Wednesday Why-I-Love-The-Weekly-World-News Blogging

April 28th, 2010at 08:46pm Posted by Eli

The first rule of Woodland Fight Club is… do not talk about Woodland Fight Club.

While patrolling the western boundary of Yosemite National Park, ranger Jack Bailey heard animal screeches echoing throughout the densely packed fir trees.

“The only times I hear woodland creatures make those kinds of sounds is when they’re in jeopardy, pinned by a tree or wounded in a fall,” said Bailey.  “I went to investigate, prepared for the worst.”

However, Bailey couldn’t have been more surprised by what he saw in the small clearing.

“Twenty or so animals had formed a circle about ten feet in diameter,” he explained.  “The ring consisted of chipmunks, beavers, raccoons, groundhogs and even skunks.  They were all facing the center of the circle, where two squirrels were beating the heck out of each other.

“Those rodents were out for blood.”


“It was like one of those Ultimate Fighting Championship matches, but with little brutes instead of big ones,” Bailey recalled.  “Within minutes, one squirrel was pinned to the ground.  He tapped his tail frantically on the hard sod, ending the bout.  As the winner strode from the circle and the loser was pulled out by his two tiny legs, a pair of rabbits hopped into the ring and waited for the signal.

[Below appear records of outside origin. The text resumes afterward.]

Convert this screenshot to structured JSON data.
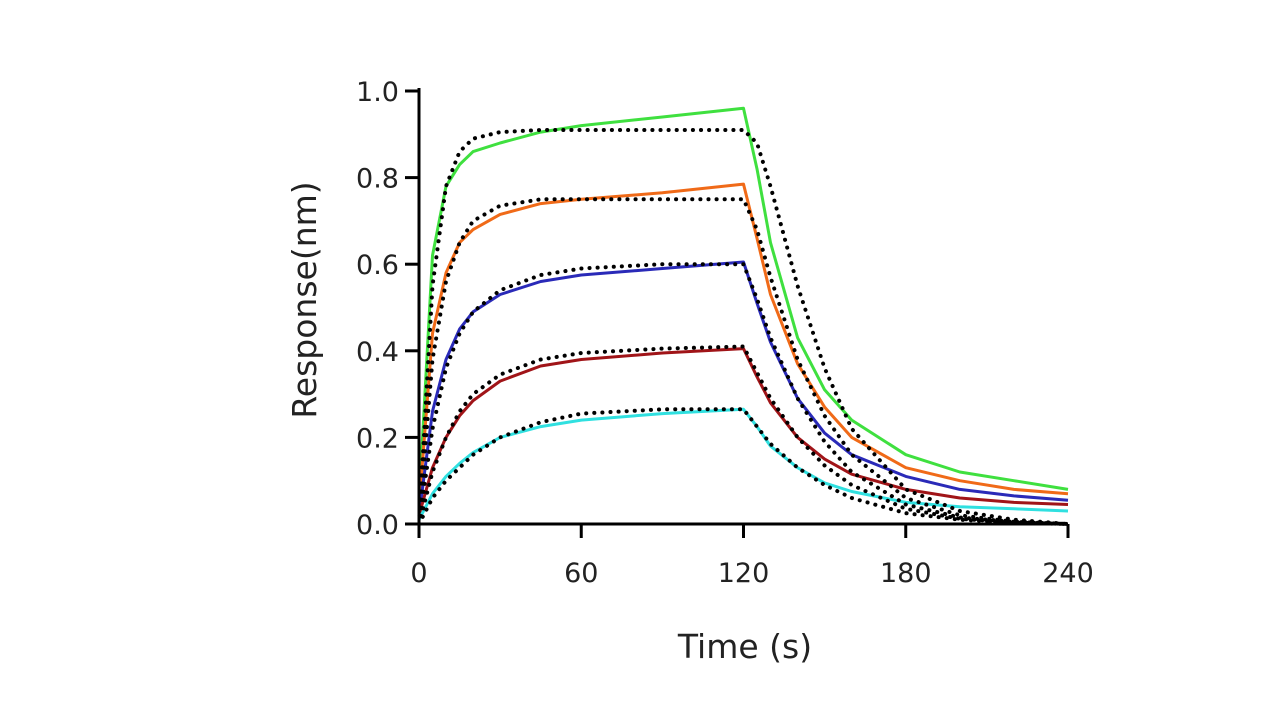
{
  "colors": {
    "background": "#ffffff",
    "axis": "#000000",
    "fit": "#000000"
  },
  "chart_data": {
    "type": "line",
    "title": "",
    "xlabel": "Time (s)",
    "ylabel": "Response(nm)",
    "xlim": [
      0,
      240
    ],
    "ylim": [
      0,
      1.0
    ],
    "xticks": [
      0,
      60,
      120,
      180,
      240
    ],
    "xtick_labels": [
      "0",
      "60",
      "120",
      "180",
      "240"
    ],
    "yticks": [
      0,
      0.2,
      0.4,
      0.6,
      0.8,
      1.0
    ],
    "ytick_labels": [
      "0.0",
      "0.2",
      "0.4",
      "0.6",
      "0.8",
      "1.0"
    ],
    "grid": false,
    "legend": "none",
    "association_end_s": 120,
    "x": [
      0,
      5,
      10,
      15,
      20,
      30,
      45,
      60,
      90,
      120,
      125,
      130,
      140,
      150,
      160,
      180,
      200,
      220,
      240
    ],
    "series": [
      {
        "color": "#3fe03f",
        "style": "solid",
        "values": [
          0.05,
          0.62,
          0.78,
          0.83,
          0.86,
          0.88,
          0.905,
          0.92,
          0.94,
          0.96,
          0.82,
          0.65,
          0.43,
          0.31,
          0.24,
          0.16,
          0.12,
          0.1,
          0.08
        ]
      },
      {
        "color": "#f06a18",
        "style": "solid",
        "values": [
          0.04,
          0.44,
          0.58,
          0.65,
          0.68,
          0.715,
          0.74,
          0.75,
          0.765,
          0.785,
          0.66,
          0.53,
          0.37,
          0.27,
          0.2,
          0.13,
          0.1,
          0.08,
          0.07
        ]
      },
      {
        "color": "#2a2ab8",
        "style": "solid",
        "values": [
          0.02,
          0.26,
          0.38,
          0.45,
          0.49,
          0.53,
          0.56,
          0.575,
          0.59,
          0.605,
          0.51,
          0.42,
          0.29,
          0.21,
          0.16,
          0.11,
          0.08,
          0.065,
          0.055
        ]
      },
      {
        "color": "#a01418",
        "style": "solid",
        "values": [
          0.02,
          0.13,
          0.2,
          0.25,
          0.285,
          0.33,
          0.365,
          0.38,
          0.395,
          0.405,
          0.34,
          0.28,
          0.2,
          0.15,
          0.115,
          0.08,
          0.06,
          0.05,
          0.045
        ]
      },
      {
        "color": "#30e0e0",
        "style": "solid",
        "values": [
          0.01,
          0.07,
          0.11,
          0.14,
          0.165,
          0.2,
          0.225,
          0.24,
          0.255,
          0.265,
          0.225,
          0.18,
          0.13,
          0.095,
          0.075,
          0.05,
          0.04,
          0.035,
          0.03
        ]
      },
      {
        "color": "#000000",
        "style": "dotted",
        "values": [
          0.0,
          0.55,
          0.78,
          0.86,
          0.89,
          0.905,
          0.91,
          0.91,
          0.91,
          0.91,
          0.88,
          0.78,
          0.55,
          0.36,
          0.22,
          0.08,
          0.03,
          0.01,
          0.0
        ]
      },
      {
        "color": "#000000",
        "style": "dotted",
        "values": [
          0.0,
          0.38,
          0.56,
          0.65,
          0.7,
          0.735,
          0.75,
          0.75,
          0.75,
          0.75,
          0.68,
          0.57,
          0.38,
          0.25,
          0.16,
          0.06,
          0.02,
          0.005,
          0.0
        ]
      },
      {
        "color": "#000000",
        "style": "dotted",
        "values": [
          0.0,
          0.22,
          0.36,
          0.44,
          0.49,
          0.54,
          0.575,
          0.59,
          0.6,
          0.6,
          0.52,
          0.43,
          0.29,
          0.19,
          0.12,
          0.045,
          0.015,
          0.005,
          0.0
        ]
      },
      {
        "color": "#000000",
        "style": "dotted",
        "values": [
          0.0,
          0.12,
          0.2,
          0.26,
          0.3,
          0.345,
          0.38,
          0.395,
          0.405,
          0.41,
          0.35,
          0.29,
          0.2,
          0.135,
          0.09,
          0.035,
          0.012,
          0.004,
          0.0
        ]
      },
      {
        "color": "#000000",
        "style": "dotted",
        "values": [
          0.0,
          0.06,
          0.1,
          0.13,
          0.16,
          0.2,
          0.235,
          0.255,
          0.265,
          0.265,
          0.225,
          0.185,
          0.13,
          0.09,
          0.06,
          0.025,
          0.01,
          0.003,
          0.0
        ]
      }
    ]
  }
}
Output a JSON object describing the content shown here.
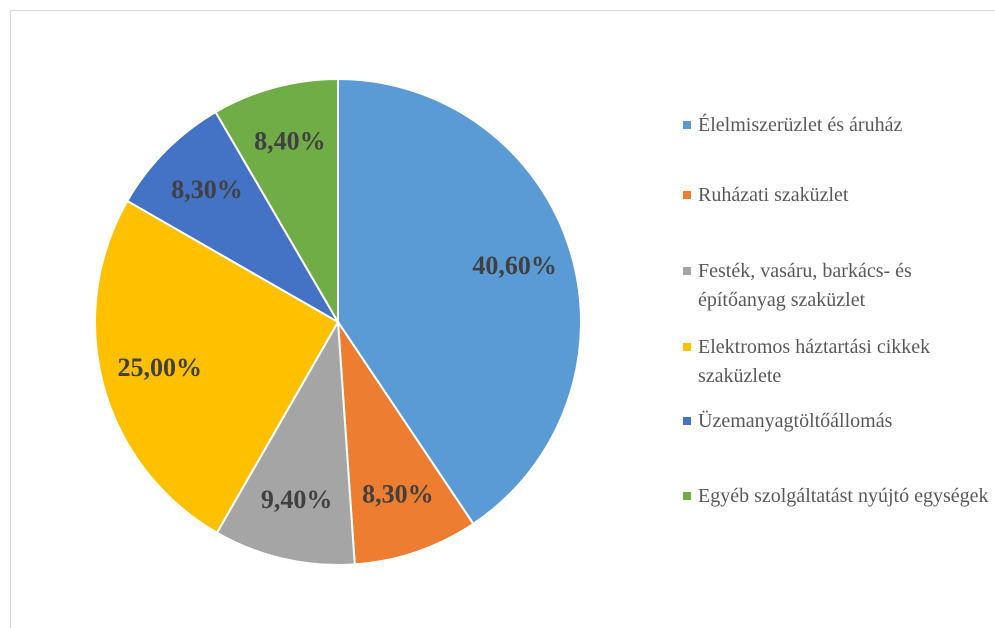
{
  "chart_data": {
    "type": "pie",
    "categories": [
      "Élelmiszerüzlet és áruház",
      "Ruházati szaküzlet",
      "Festék, vasáru, barkács- és építőanyag szaküzlet",
      "Elektromos háztartási cikkek szaküzlete",
      "Üzemanyagtöltőállomás",
      "Egyéb szolgáltatást nyújtó egységek"
    ],
    "values": [
      40.6,
      8.3,
      9.4,
      25.0,
      8.3,
      8.4
    ],
    "value_labels": [
      "40,60%",
      "8,30%",
      "9,40%",
      "25,00%",
      "8,30%",
      "8,40%"
    ],
    "colors": [
      "#5b9bd5",
      "#ed7d31",
      "#a5a5a5",
      "#ffc000",
      "#4472c4",
      "#70ad47"
    ],
    "legend": "right"
  }
}
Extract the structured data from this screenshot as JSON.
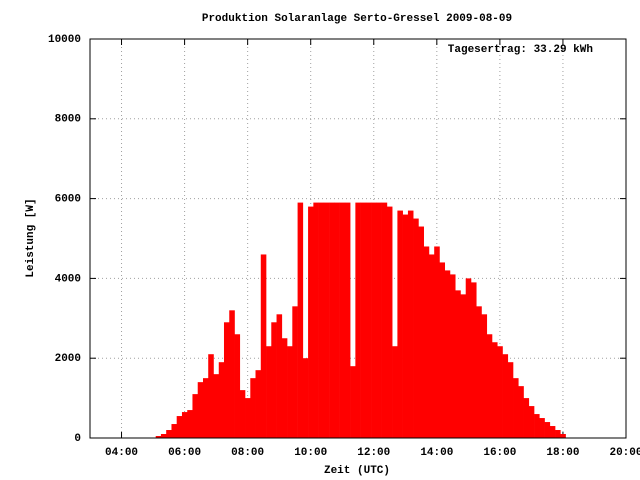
{
  "chart_data": {
    "type": "bar",
    "title": "Produktion Solaranlage Serto-Gressel 2009-08-09",
    "annotation": "Tagesertrag: 33.29 kWh",
    "xlabel": "Zeit (UTC)",
    "ylabel": "Leistung [W]",
    "xlim": [
      3,
      20
    ],
    "xticks": [
      {
        "value": 4,
        "label": "04:00"
      },
      {
        "value": 6,
        "label": "06:00"
      },
      {
        "value": 8,
        "label": "08:00"
      },
      {
        "value": 10,
        "label": "10:00"
      },
      {
        "value": 12,
        "label": "12:00"
      },
      {
        "value": 14,
        "label": "14:00"
      },
      {
        "value": 16,
        "label": "16:00"
      },
      {
        "value": 18,
        "label": "18:00"
      },
      {
        "value": 20,
        "label": "20:00"
      }
    ],
    "ylim": [
      0,
      10000
    ],
    "yticks": [
      0,
      2000,
      4000,
      6000,
      8000,
      10000
    ],
    "grid": true,
    "color": "#ff0000",
    "x": [
      5,
      5.167,
      5.333,
      5.5,
      5.667,
      5.833,
      6,
      6.167,
      6.333,
      6.5,
      6.667,
      6.833,
      7,
      7.167,
      7.333,
      7.5,
      7.667,
      7.833,
      8,
      8.167,
      8.333,
      8.5,
      8.667,
      8.833,
      9,
      9.167,
      9.333,
      9.5,
      9.667,
      9.833,
      10,
      10.167,
      10.333,
      10.5,
      10.667,
      10.833,
      11,
      11.167,
      11.333,
      11.5,
      11.667,
      11.833,
      12,
      12.167,
      12.333,
      12.5,
      12.667,
      12.833,
      13,
      13.167,
      13.333,
      13.5,
      13.667,
      13.833,
      14,
      14.167,
      14.333,
      14.5,
      14.667,
      14.833,
      15,
      15.167,
      15.333,
      15.5,
      15.667,
      15.833,
      16,
      16.167,
      16.333,
      16.5,
      16.667,
      16.833,
      17,
      17.167,
      17.333,
      17.5,
      17.667,
      17.833,
      18,
      18.167
    ],
    "values": [
      0,
      50,
      100,
      200,
      350,
      550,
      650,
      700,
      1100,
      1400,
      1500,
      2100,
      1600,
      1900,
      2900,
      3200,
      2600,
      1200,
      1000,
      1500,
      1700,
      4600,
      2300,
      2900,
      3100,
      2500,
      2300,
      3300,
      5900,
      2000,
      5800,
      5900,
      5900,
      5900,
      5900,
      5900,
      5900,
      5900,
      1800,
      5900,
      5900,
      5900,
      5900,
      5900,
      5900,
      5800,
      2300,
      5700,
      5600,
      5700,
      5500,
      5300,
      4800,
      4600,
      4800,
      4400,
      4200,
      4100,
      3700,
      3600,
      4000,
      3900,
      3300,
      3100,
      2600,
      2400,
      2300,
      2100,
      1900,
      1500,
      1300,
      1000,
      800,
      600,
      500,
      400,
      300,
      200,
      100,
      0
    ]
  }
}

“….[T]he rabbits began thumping each other with their massive feet.  It wasn’t long before their white fur was flecked with red from wounds inflicted by nails and teeth.  The more badly injured of the two vomited and the smell of carrot filled the air.  It was awful.”

Weekly World News asked zoologist Dr. Mark Path why these animals might have formed this fight club.

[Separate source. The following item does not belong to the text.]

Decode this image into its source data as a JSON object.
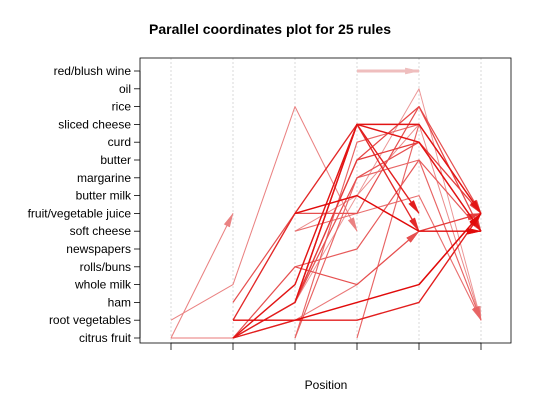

“I suspect they’re training themselves to fight more dangerous predators,” he said.  Residential and commercial development has caused natural habitats to shrink.  As a result, there’s been an increase in the number of coyotes and foxes entering the park.  These little creatures may have finally gotten fed up being fed on.”

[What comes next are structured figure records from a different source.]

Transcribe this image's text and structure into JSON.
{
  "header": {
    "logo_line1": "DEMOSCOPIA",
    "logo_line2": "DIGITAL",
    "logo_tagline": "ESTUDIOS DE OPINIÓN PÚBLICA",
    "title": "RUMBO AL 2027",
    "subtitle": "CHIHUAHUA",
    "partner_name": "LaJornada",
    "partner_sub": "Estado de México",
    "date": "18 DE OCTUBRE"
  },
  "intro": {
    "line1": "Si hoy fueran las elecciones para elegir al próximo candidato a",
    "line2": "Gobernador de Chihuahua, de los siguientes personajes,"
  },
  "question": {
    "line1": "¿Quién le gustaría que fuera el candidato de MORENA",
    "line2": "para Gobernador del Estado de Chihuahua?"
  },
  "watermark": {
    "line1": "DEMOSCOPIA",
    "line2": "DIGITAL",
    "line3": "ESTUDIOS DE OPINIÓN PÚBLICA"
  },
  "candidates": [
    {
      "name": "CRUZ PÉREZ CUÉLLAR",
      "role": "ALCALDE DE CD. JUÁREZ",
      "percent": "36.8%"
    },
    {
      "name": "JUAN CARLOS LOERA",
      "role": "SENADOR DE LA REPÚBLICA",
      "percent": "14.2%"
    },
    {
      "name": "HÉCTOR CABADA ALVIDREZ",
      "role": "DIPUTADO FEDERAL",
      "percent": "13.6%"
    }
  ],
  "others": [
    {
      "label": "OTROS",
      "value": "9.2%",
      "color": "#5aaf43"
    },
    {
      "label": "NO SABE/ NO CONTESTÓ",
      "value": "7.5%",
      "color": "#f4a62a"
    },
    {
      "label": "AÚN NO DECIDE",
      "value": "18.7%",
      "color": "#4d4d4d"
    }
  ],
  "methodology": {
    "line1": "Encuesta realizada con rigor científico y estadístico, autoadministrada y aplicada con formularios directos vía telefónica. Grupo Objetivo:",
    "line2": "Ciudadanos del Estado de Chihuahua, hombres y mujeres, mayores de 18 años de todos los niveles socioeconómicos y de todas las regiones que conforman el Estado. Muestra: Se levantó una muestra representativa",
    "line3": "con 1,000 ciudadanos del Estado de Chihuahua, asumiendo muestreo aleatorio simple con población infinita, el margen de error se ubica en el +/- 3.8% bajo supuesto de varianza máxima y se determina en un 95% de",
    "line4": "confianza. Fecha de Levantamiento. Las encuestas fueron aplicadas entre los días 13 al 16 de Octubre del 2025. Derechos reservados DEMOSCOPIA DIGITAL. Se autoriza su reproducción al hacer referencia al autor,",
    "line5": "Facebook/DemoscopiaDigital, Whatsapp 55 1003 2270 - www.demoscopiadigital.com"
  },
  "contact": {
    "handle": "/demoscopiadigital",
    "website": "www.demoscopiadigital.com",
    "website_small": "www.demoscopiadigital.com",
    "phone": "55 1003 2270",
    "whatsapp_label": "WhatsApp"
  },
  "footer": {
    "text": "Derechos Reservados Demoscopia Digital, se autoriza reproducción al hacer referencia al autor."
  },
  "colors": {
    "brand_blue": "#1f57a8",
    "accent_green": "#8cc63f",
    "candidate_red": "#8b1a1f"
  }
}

Believing that they posed no threat to humans, Bailey decided not to interfere with the miniature pit fighting.

“Although it’s uncharacteristic behavior, I have no right to interfere with the development of these animals,” Bailey said.  “However, I am considering selling tickets.  There’s a doe that just might be the next Ashley.”

Hopefully the next stage will be martial arts.  Kung fu squirrels and ninja skunks would be pretty damned awesome.